À l’ancien vice-président de la Caisse de dépôt et placement du Québec et aujourd’hui député de la majorité représentant les Français d’Amérique du Nord, Roland Lescure, qui souligne que seules 36 fermes canadiennes respectent les normes permettant d’exporter de la viande en Europe, François Ruffin, député du parti de Jean-Luc Mélenchon, La France insoumise, rétorque que ces animaux pourront quand même être nourris avec de la « farine de sang d’animaux, du sang d’animaux déshydraté, des poils d’animaux hydrolysés [...] voilà ce que vous allez devoir manger ».

Appel depuis le Canada

Jugé de « compétence mixte » en Europe, l’AECG doit y être ratifié par 38 parlements nationaux, chambres hautes et parlements régionaux dans les 28 pays membres de l’UE pour obtenir l’appui unanime requis.
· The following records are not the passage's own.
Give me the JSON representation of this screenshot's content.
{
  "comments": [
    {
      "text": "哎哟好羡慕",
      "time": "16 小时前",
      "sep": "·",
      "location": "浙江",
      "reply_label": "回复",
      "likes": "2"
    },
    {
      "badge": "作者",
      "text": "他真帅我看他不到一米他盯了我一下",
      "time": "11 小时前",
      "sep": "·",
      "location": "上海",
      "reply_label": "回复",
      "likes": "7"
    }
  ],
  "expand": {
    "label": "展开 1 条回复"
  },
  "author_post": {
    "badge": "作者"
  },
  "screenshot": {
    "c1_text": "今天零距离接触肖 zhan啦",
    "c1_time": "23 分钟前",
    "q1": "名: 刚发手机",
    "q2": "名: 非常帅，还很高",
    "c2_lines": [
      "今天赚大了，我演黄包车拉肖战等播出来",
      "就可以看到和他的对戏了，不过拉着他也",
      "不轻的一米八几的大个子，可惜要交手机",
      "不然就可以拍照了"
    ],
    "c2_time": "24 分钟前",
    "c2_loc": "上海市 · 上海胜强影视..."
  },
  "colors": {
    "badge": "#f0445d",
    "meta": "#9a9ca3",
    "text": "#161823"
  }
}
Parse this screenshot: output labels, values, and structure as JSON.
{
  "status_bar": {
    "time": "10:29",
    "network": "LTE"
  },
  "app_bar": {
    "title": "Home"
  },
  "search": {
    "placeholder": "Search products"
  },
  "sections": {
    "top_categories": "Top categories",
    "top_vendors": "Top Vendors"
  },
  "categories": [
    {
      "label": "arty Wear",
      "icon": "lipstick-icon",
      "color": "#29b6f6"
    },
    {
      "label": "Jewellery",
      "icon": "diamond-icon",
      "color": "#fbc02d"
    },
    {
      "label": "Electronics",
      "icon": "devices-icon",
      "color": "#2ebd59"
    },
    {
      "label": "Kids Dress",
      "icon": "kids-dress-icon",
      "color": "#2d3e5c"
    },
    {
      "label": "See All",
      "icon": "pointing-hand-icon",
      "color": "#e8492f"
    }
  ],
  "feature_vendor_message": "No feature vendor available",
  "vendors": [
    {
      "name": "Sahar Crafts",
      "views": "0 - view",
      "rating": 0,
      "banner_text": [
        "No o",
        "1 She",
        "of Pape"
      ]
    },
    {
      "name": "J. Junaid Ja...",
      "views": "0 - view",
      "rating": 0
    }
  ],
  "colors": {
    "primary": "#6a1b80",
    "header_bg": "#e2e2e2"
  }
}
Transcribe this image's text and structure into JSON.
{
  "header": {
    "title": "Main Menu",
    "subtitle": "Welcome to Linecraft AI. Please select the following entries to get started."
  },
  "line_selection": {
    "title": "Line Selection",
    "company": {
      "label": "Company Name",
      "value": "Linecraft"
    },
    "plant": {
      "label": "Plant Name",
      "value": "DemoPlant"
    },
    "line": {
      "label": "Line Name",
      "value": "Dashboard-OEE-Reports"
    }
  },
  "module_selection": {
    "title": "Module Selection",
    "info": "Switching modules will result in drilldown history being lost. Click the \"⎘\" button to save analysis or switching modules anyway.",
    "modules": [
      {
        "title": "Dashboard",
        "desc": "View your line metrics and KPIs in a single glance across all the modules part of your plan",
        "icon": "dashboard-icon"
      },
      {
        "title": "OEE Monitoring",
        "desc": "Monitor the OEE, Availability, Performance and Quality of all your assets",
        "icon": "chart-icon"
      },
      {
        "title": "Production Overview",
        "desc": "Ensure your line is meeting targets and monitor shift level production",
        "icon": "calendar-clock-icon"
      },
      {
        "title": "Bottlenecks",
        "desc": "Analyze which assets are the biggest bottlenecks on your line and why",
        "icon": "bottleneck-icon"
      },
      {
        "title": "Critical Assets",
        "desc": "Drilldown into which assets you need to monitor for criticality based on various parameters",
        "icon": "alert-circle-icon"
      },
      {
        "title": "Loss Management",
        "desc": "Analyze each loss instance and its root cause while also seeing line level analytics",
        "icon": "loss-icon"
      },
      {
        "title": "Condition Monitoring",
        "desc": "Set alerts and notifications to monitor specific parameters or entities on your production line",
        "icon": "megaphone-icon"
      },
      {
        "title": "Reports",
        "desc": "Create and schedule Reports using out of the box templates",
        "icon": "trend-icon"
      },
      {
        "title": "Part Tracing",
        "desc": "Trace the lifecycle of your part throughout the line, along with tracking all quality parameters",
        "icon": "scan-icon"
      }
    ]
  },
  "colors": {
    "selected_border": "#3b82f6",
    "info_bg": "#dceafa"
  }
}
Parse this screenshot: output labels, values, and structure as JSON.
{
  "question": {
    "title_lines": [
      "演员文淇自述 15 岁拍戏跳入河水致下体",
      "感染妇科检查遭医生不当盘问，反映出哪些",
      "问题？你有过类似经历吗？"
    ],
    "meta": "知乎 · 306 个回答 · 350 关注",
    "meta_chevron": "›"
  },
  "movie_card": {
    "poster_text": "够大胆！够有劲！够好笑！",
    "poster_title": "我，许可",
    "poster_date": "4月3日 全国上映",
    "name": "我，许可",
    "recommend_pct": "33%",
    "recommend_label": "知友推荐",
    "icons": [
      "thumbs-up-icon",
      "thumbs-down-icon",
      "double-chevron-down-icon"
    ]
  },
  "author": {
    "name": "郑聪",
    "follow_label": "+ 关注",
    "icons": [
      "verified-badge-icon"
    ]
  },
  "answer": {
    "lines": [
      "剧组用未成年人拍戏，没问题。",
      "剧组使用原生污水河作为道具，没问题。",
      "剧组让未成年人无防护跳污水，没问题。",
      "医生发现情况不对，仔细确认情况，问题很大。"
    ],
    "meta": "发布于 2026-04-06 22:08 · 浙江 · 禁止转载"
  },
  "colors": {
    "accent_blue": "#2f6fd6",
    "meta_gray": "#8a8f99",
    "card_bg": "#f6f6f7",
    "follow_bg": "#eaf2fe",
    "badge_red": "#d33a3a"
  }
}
À peine 13 pays ont rempli cette condition jusqu’à présent, dont l’Espagne et le Royaume-Uni. De l’autre côté de l’Atlantique, Ottawa et Québec ont déjà ratifié l’entente depuis 2017.

Voyant, dans les débats sur la ratification de l’AECG en Europe, une dernière chance de lui faire obstacle, des opposants québécois et canadiens à l’entente ont pressé lundi les élus français à le rejeter. Dans une lettre ouverte envoyée aux médias, plus d’une vingtaine d’environnementalistes, de syndicalistes, de porte-parole d’organismes d’aide au développement, d’universitaires et autres altermondialistes ont dénoncé un accord qui, selon eux, n’offre non seulement « rien pour s’attaquer aux problèmes majeurs du XXIe siècle, soit les changements climatiques et les inégalités sociales », mais qui, en plus, « favorise une plus grande déréglementation et donne toujours plus de pouvoirs aux entreprises transnationales ».